La question se pose en effet : comment financer un tel investissement ? Notre rapporteur a donné tout à l’heure des éléments rassurants et des pistes sur ce point. Il est bien évidemment souhaitable, monsieur le ministre, que vous acheviez de nous tranquilliser.
Ces éléments financiers expliquent, avec la complexité technique de l’ouvrage, l’étalement du projet sur plusieurs décennies. On parle en effet d’une ouverture en 2030, ce qui renforce le scepticisme quant à la réalisation finale de ce projet.

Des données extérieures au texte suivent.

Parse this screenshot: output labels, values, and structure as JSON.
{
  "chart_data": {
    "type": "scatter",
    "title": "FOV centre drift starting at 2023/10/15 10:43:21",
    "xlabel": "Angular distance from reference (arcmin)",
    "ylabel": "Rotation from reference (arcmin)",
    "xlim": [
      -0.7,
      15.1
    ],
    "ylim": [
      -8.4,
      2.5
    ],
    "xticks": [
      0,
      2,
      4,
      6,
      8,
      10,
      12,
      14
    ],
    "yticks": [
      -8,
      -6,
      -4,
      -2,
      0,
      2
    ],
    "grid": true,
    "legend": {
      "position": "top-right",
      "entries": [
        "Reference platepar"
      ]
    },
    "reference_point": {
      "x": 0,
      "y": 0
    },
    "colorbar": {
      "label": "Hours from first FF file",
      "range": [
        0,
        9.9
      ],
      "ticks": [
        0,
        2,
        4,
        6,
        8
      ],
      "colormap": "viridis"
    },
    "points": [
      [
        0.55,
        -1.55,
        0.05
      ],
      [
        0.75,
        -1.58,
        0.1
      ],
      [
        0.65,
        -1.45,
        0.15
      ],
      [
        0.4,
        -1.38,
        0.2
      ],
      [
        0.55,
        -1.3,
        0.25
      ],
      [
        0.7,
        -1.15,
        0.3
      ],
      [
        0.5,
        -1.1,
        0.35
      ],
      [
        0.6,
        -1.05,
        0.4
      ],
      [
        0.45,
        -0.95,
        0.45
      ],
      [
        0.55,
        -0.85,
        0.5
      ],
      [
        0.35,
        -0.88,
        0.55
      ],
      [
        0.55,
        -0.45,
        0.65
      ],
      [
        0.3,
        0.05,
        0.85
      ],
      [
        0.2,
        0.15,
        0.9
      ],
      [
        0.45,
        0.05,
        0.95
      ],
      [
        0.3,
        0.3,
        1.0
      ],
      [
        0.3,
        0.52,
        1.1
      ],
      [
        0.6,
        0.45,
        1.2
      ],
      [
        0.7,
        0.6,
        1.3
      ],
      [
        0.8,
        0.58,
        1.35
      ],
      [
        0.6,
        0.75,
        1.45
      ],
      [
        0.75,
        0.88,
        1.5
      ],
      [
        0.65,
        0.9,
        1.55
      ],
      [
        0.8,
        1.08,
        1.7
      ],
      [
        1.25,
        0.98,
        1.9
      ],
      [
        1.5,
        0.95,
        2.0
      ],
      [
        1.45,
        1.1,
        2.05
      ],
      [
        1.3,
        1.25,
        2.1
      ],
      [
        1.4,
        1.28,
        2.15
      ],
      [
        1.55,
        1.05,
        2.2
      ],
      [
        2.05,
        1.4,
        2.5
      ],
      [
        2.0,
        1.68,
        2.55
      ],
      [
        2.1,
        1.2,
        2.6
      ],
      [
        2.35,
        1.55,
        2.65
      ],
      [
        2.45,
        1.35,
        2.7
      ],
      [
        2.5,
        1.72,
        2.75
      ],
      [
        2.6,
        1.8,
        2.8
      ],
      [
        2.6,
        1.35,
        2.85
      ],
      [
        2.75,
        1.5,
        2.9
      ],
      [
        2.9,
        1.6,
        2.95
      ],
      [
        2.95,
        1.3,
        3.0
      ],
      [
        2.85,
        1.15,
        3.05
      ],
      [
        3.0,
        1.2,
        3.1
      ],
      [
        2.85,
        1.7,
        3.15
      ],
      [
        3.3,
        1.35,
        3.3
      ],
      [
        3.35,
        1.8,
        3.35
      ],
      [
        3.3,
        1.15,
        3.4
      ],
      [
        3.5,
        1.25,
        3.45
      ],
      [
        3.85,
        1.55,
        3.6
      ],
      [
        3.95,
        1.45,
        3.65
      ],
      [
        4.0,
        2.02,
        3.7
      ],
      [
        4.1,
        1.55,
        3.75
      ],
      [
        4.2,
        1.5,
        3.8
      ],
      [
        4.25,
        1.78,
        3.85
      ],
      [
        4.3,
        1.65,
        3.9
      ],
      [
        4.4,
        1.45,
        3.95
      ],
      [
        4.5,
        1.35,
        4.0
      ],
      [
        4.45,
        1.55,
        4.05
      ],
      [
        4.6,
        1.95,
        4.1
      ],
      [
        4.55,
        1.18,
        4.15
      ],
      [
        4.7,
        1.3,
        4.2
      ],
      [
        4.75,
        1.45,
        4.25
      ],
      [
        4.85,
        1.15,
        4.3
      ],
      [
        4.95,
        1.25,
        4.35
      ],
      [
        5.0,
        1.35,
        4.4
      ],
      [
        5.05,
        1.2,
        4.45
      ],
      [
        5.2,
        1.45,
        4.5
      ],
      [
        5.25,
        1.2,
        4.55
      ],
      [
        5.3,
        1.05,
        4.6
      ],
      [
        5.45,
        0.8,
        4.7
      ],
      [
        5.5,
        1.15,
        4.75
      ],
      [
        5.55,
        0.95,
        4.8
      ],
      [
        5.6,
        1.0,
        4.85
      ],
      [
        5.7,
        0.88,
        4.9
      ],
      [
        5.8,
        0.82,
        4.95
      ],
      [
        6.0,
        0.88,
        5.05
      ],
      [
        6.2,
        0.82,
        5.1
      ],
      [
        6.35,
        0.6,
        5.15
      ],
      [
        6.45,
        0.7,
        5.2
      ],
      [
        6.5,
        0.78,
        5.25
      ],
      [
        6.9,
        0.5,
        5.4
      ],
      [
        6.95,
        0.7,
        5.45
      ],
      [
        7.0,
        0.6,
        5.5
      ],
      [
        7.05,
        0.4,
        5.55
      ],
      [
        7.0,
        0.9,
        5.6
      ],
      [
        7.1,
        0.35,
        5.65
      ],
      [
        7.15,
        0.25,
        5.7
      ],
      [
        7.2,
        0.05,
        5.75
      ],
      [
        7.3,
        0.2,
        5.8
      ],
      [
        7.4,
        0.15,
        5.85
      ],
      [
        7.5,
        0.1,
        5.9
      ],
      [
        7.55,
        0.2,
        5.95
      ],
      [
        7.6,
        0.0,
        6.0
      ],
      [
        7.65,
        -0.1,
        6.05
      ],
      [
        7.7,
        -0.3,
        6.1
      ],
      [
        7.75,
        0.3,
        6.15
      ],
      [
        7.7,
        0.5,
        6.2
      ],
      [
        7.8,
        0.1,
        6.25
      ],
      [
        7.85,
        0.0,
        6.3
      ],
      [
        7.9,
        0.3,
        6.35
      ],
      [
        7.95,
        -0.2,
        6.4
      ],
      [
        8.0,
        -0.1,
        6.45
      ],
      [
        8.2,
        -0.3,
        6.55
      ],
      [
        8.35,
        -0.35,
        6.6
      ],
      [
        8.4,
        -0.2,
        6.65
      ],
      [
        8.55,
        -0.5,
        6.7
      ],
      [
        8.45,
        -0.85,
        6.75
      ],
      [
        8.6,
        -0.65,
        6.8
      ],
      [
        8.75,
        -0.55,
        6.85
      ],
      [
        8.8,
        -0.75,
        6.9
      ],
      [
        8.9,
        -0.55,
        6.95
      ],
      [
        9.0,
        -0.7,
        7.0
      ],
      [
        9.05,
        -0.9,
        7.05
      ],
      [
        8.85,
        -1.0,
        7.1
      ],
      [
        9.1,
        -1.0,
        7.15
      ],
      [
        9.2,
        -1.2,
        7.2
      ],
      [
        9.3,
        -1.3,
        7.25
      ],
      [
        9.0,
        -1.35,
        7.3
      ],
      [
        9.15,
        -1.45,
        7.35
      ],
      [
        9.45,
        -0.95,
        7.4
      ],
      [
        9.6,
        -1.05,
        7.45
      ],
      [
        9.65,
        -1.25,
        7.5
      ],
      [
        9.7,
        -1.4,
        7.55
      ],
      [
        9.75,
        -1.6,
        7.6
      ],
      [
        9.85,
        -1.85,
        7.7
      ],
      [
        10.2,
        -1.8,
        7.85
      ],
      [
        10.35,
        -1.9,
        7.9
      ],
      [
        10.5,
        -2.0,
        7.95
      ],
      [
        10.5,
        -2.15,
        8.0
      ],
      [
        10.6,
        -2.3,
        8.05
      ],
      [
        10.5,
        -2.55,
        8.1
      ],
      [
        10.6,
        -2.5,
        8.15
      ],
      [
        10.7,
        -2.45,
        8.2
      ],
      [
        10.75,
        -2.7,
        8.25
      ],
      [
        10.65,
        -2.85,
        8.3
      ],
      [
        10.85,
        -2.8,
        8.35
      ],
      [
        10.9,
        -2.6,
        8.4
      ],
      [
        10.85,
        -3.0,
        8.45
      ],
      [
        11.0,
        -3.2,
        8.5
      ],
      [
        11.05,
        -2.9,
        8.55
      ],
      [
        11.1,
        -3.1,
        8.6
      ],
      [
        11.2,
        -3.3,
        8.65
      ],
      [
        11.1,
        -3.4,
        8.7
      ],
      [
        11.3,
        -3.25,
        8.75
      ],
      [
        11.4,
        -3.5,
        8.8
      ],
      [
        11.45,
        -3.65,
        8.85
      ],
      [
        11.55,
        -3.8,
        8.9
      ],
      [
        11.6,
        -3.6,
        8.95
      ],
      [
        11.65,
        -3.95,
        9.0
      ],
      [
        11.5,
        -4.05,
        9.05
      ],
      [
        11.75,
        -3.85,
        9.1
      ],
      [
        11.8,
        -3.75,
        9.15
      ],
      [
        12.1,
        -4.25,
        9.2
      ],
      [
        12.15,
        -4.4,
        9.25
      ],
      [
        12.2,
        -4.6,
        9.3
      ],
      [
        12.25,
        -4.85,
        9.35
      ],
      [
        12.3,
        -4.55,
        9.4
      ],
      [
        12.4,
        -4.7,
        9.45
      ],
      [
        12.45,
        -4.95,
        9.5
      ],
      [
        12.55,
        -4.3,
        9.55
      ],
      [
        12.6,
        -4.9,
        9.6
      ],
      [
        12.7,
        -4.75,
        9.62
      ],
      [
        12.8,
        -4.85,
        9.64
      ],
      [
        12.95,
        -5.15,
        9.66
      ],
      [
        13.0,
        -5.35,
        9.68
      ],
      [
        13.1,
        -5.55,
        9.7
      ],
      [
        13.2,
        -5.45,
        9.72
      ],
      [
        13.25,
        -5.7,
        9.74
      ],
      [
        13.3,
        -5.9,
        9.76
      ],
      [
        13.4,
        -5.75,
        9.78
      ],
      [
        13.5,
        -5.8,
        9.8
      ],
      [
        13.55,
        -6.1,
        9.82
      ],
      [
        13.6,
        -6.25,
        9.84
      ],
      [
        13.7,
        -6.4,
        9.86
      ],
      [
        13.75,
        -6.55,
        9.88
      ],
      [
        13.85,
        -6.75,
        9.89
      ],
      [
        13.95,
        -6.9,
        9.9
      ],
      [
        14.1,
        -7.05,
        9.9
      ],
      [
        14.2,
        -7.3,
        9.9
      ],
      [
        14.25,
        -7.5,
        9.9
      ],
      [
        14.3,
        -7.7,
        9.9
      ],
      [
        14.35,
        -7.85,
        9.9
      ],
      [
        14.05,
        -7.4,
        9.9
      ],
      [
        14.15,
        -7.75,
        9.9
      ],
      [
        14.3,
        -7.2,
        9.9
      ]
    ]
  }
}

C’est pourquoi, comme l’a indiqué excellemment Yves Pozzo di Borgo, la contribution du budget de l’Union européenne est décisive. En effet, l’Union s’est fermement engagée à participer au financement de la partie transfrontalière à hauteur de 40 %. Cela réduirait la participation de la France à environ 2, 15 milliards d’euros sur les 8, 5 milliards d’euros que représente le tunnel transfrontalier, financement échelonné évidemment sur plusieurs années, voire sur une décennie.
Enfin, précisons que les 26 milliards d’euros cités concernent l’ensemble du coût du projet pour la France et l’Italie. Le financement à la charge de notre pays serait en réalité plus proche des 10 milliards d’euros.
En outre, comme cela a été rappelé par les rapporteurs, la clé de répartition financière arrêtée dans l’accord est favorable à la France : l’Italie financera 60 % des dépenses concernant le tunnel, qui est pourtant bien plus long sur le territoire français. Ce n’est pas négligeable.
La nouvelle ligne Lyon-Turin bénéficiera aux déplacements régionaux, nationaux et européens à travers les Alpes. Ce n’est pas seulement un projet d’infrastructure de transport, mais un projet de territoire aux enjeux environnementaux, économiques et sociaux importants pour les régions concernées et bien au-delà, compte tenu de son aspect européen. La question des enjeux environnementaux est discutée – elle l’a été tout à l’heure à la tribune. Examinons les enjeux économiques et sociaux avant de revenir sur la problématique environnementale.
Cela a été rappelé par d’autres, cette ligne permettra de relier deux régions importantes du point de vue économique – l’Italie est en effet notre deuxième partenaire commercial – et de leur donner un nouvel élan. Elle est également un élément du développement économique de toute l’Europe du Sud et, au-delà, du renforcement des liens entre les régions du Grand Paris et de Milan, comme l’a rappelé le rapporteur de la commission des affaires étrangères.
L’enjeu économique du projet est donc réel : il favorisera les échanges européens. La ligne est l’un des chaînons du corridor transeuropéen de transport, qui va du sud de l’Espagne à la frontière orientale de l’Union européenne.
Avec la ligne ferroviaire Lyon-Turin, il s’agit bien de créer une offre de très haute qualité, performante et donc compétitive par rapport à la route, permettant un report efficient de la route vers le rail.
Selon les projections, la nouvelle ligne devrait attirer 4, 7 millions de voyageurs à l’horizon 2035, dont une grande partie par transfert de la route sur le rail.
Mais le report modal pour le fret est la justification majeure du Lyon-Turin. De nos jours, 40 millions de tonnes de marchandises transitent chaque année par les Alpes franco-italiennes ; 85 % des flux de fret entre la France et l’Italie sont routiers ; près de 7 400 poids lourds circulent chaque jour dans cette zone transalpine.
En transférant sur la nouvelle ligne ferroviaire la moitié du fret circulant entre les deux pays à l’horizon 2035, on éviterait 1 million de tonnes d’émissions de gaz à effet de serre par an. Cela limiterait aussi grandement les nuisances environnementales dans les Alpes françaises et les risques dus au trafic routier. La nouvelle ligne sera, en cela aussi, un élément d’amélioration de la sécurité des passages routiers alpins.
Atteindre effectivement cet objectif environnemental doit être essentiel pour les régions alpines franco-italiennes, qui sont fragilisées sur le plan écologique par les nuisances sonores et par la pollution atmosphérique.
Nous ne pouvons que soutenir cette politique de développement du fret ferroviaire. Elle doit être accompagnée par des mesures réglementaires et tarifaires, comme l’a souligné notre collègue rapporteur pour avis de la commission du développement durable.
Même si des inquiétudes existent sur ce projet – je les ai évoquées –, il me semble qu’il n’existe pas d’alternative ferroviaire crédible au Lyon-Turin. C’est pourquoi le groupe UDI-UC autorisera l’approbation de cet accord.